News & Events

Lahey Clinic explores merger with Beth Israel Deaconess

Lahey explores merger with Beth Israel

"Most CEOs are having discussions with their boards," said Lynn Nicholas of the Mass. Hospital Association.

By Liz Kowalczyk

Globe Staff / June 8, 2011

The Lahey Clinic and Beth Israel Deaconess Medical Center, two respected teaching institutions, have become the latest Massachusetts hospitals to explore a merger in a health care market bracing for dramatic shifts.

Dr. Howard Grant, president of Lahey in Burlington, recently proposed that the two institutions join forces, though both sides stressed that the discussions are preliminary. Grant declined to comment to the Globe, but hospital spokesman Scott Hartman confirmed that “a draft document was shared with the BID to start a conversation.’’

That the two well-known hospitals are discussing a possible merger, whether or not the talks progress, highlights a growing restlessness among doctors groups and hospitals, as providers jockey to make sure they are well positioned for expected changes in the health care industry.

“Most CEOs are having discussions with their boards about their options,’’ said Lynn Nicholas, president of the Massachusetts Hospital Association. “What this means in the long run is the consolidation of the provider market.’’

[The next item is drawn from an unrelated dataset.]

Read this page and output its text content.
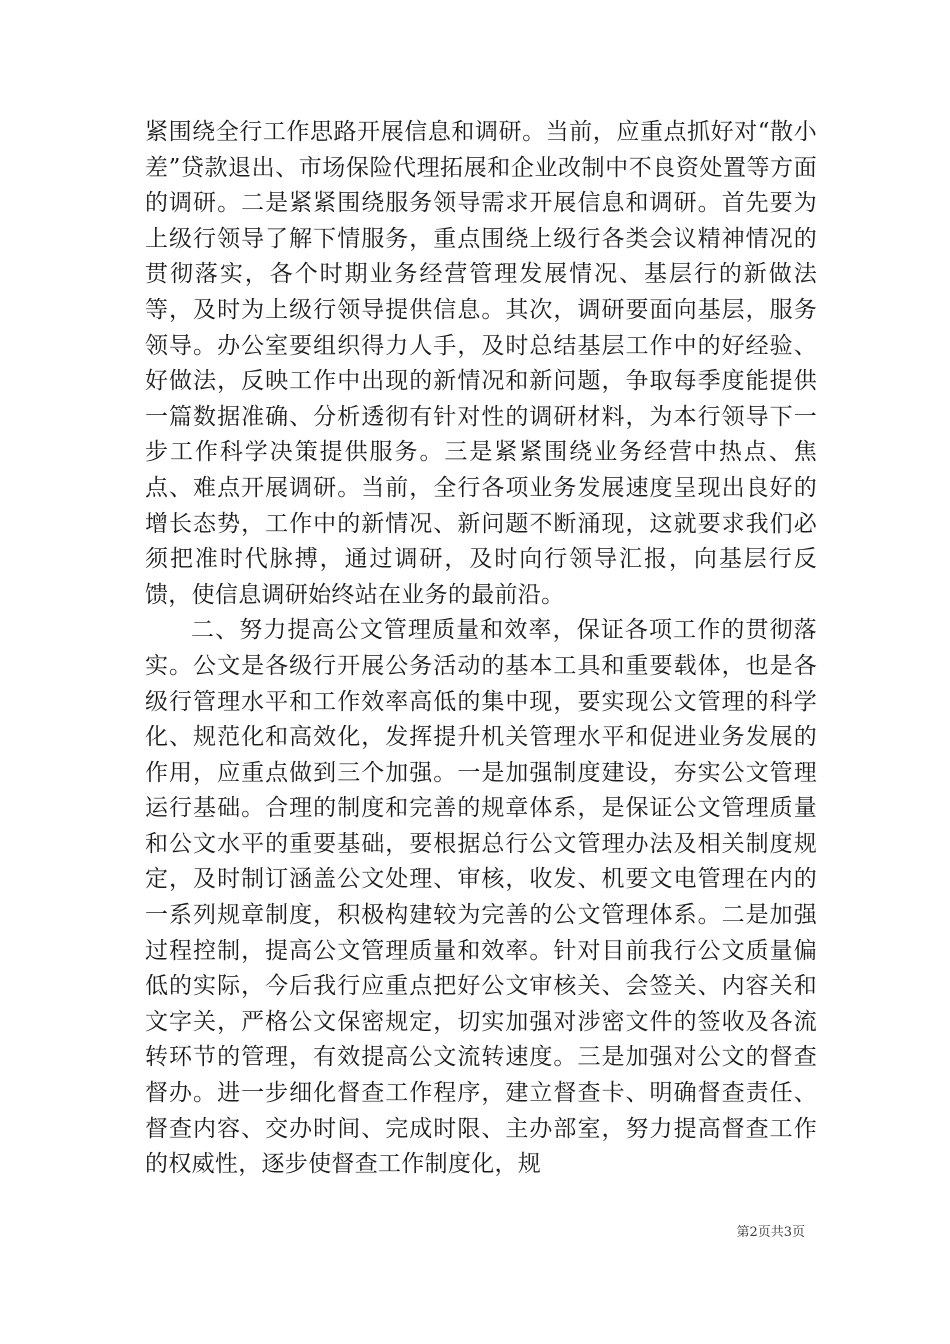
紧围绕全行工作思路开展信息和调研。当前，应重点抓好对“散小差”贷款退出、市场保险代理拓展和企业改制中不良资处置等方面的调研。二是紧紧围绕服务领导需求开展信息和调研。首先要为上级行领导了解下情服务，重点围绕上级行各类会议精神情况的贯彻落实，各个时期业务经营管理发展情况、基层行的新做法等，及时为上级行领导提供信息。其次，调研要面向基层，服务领导。办公室要组织得力人手，及时总结基层工作中的好经验、好做法，反映工作中出现的新情况和新问题，争取每季度能提供一篇数据准确、分析透彻有针对性的调研材料，为本行领导下一步工作科学决策提供服务。三是紧紧围绕业务经营中热点、焦点、难点开展调研。当前，全行各项业务发展速度呈现出良好的增长态势，工作中的新情况、新问题不断涌现，这就要求我们必须把准时代脉搏，通过调研，及时向行领导汇报，向基层行反馈，使信息调研始终站在业务的最前沿。

二、努力提高公文管理质量和效率，保证各项工作的贯彻落实。公文是各级行开展公务活动的基本工具和重要载体，也是各级行管理水平和工作效率高低的集中现，要实现公文管理的科学化、规范化和高效化，发挥提升机关管理水平和促进业务发展的作用，应重点做到三个加强。一是加强制度建设，夯实公文管理运行基础。合理的制度和完善的规章体系，是保证公文管理质量和公文水平的重要基础，要根据总行公文管理办法及相关制度规定，及时制订涵盖公文处理、审核，收发、机要文电管理在内的一系列规章制度，积极构建较为完善的公文管理体系。二是加强过程控制，提高公文管理质量和效率。针对目前我行公文质量偏低的实际，今后我行应重点把好公文审核关、会签关、内容关和文字关，严格公文保密规定，切实加强对涉密文件的签收及各流转环节的管理，有效提高公文流转速度。三是加强对公文的督查督办。进一步细化督查工作程序，建立督查卡、明确督查责任、督查内容、交办时间、完成时限、主办部室，努力提高督查工作的权威性，逐步使督查工作制度化，规

第2页共3页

Hospitals across Massachusetts are merging or considering it, because of a growing trend toward giving providers an annual budget for each patient, adjusted for the patient’s specific medical condition, rather than separate fees for each appointment, test, and procedure. Doctors and hospitals that are part of larger coordinated networks and can oversee all of a patient’s medical needs are considered most likely to succeed under this system of global payments.

Doctors and hospitals also will be forced to take on more financial risk. If they run over budget in caring for a patient, they can lose money; if they come in under budget, they can turn a profit.

“If you are going to assume risk, there is safety in numbers,’’ Nicholas said.

She said she did not have any information about the Lahey and Beth Israel Deaconess talks, but she noted that if they merge and bring on community hospitals, they would form “a really rich and formidable network’’ that would “provide a great deal of choice’’ for patients.

Grant’s vision, according to a hospital person familiar with the proposal who was not authorized to speak about the discussions, is to form a parent corporation with its own chief executive to oversee a fully integrated health care system that includes the two teaching hospitals, as well as a half-dozen community hospitals. Hartman, however, downplayed the proposal, saying that Grant is “talking to everybody.’’

“Dr. Grant has talked to almost every single teaching hospital in the state and talked to the majority of hospitals in our service area,’’ Hartman said.

Beth Israel Deaconess spokesman Jerry Berger echoed those remarks. He said the two institutions have not signed a memorandum of understanding, usually a first step when hospitals get serious about affiliating.

“We talk to lots of people about lots of things in this economy and climate and with the changes in health care,’’ Berger said.

Dr. Gene Lindsey — chief executive of Atrius Health, a large physicians’ group that refers patients to both Lahey and Beth Israel Deaconess — said he did not know the details of the discussion. But, he said, he would favor any hospital merger that “reduces needless competition and duplication of services.’’

Beth Israel Deaconess is the product of a 1996 merger of Beth Israel Hospital and New England Deaconess Medical Center. More than 1,000 US hospitals merged during the last wave of consolidation in the 1990s in an attempt to gain financial clout against managed-care insurance companies.

But in many cases, the board members who constructed the mergers underestimated how difficult it would be to unite administrators, doctors, and nurses who spent years working in vastly different institutions. While ultimately successful, the Beth Israel Deaconess merger was deeply troubled for years.

Today, the Harvard teaching hospital has 631 beds and had more than 630,000 admissions, outpatient visits, and emergency room visits last year. It employs more than 6,000 people and has a campus in Needham.

The hospital board is searching for a replacement for former chief executive Paul Levy, and it is unclear how that might affect the timing of a merger.

Lahey, founded as a group physicians practice in 1923, has 317 beds and about 4,500 employees. It is a teaching hospital for Tufts Medical School and has a campus in Peabody. According to its website, it sees 3,000 patients a day.

If the two sides move forward, it is unclear what would happen to their competing proposals to merge with or buy Northeast Health System in Beverly. Four networks have made formal offers to the North Shore hospital system, including Lahey, Beth Israel Deaconess, Steward Health Care System, and Vanguard Health Systems.

Steward, owned by New York private equity firm Cerberus Capital Management, has been moving aggressively to buy hospitals, after purchasing the Catholic Caritas Christi network.